ドキドキし初めました。そうして、これは何でも不思議なことが初まるに違いないと思いまして、ソッと引返して裏の方へまわって、そこにあった梯子を伝って屋根裏から天井へ這入って、家の中の様子をのぞきました。
 鍛冶屋の爺さんが天井の節穴から覗いているとは知らずに、無茶先生は久し振り人間の住む家に這入ってキョロキョロしている豚吉とヒョロ子のうしろから鍛冶屋の鉄槌で頭を一つ宛《ずつ》なぐり付けますと、豚吉とヒョロ子はグーとも云わずに土の上にたおれてしまいました。
 鍛冶屋の爺さんは驚きました。
「ヤア。

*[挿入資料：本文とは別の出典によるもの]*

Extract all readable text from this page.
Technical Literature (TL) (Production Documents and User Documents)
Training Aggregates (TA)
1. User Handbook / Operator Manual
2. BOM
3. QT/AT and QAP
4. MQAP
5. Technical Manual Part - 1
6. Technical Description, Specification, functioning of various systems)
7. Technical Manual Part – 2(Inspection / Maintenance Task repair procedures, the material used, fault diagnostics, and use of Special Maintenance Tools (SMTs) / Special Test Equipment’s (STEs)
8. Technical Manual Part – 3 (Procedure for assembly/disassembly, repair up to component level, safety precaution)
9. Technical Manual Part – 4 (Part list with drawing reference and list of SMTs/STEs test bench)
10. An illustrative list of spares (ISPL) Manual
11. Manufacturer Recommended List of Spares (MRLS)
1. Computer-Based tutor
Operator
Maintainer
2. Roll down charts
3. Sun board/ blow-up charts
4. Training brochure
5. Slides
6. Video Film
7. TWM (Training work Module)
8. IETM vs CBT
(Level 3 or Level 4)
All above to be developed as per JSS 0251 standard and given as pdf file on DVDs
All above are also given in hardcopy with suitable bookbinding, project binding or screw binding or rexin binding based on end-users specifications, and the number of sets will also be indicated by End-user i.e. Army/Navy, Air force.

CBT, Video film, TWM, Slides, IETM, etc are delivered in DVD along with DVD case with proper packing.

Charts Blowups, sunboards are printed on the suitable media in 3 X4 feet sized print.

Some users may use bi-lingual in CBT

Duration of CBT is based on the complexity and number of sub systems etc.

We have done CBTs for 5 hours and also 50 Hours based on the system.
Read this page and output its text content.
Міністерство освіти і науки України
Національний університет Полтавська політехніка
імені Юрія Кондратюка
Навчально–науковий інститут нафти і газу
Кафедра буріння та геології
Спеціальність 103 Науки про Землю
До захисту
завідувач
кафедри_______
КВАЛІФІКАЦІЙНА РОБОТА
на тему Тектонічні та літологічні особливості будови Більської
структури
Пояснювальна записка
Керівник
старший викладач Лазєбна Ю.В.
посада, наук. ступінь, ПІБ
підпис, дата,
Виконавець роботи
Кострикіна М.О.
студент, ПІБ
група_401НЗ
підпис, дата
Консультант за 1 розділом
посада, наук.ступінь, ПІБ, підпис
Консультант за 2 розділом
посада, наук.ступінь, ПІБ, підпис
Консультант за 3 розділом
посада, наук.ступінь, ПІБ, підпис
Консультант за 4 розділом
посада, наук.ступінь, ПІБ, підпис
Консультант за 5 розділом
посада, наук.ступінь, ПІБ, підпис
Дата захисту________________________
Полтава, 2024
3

これは大変だ。あの山男は人殺しだ」
 と思わず声を立てるところでしたが、やっと我慢をしました。
「それにしてもあの殺された人間は何という不思議な姿であろう。男の方は横の丸さが当り前の人間の倍もあるのに、背丈けは半分しかない。又、女の方はヒョロヒョロ長くて、まるで竹棹《たけざお》のようだ。何という不思議なことであろう。あの山男はあの二人を殺して喰うのか知らん」
 と、一生懸命息を詰めて見ておりました。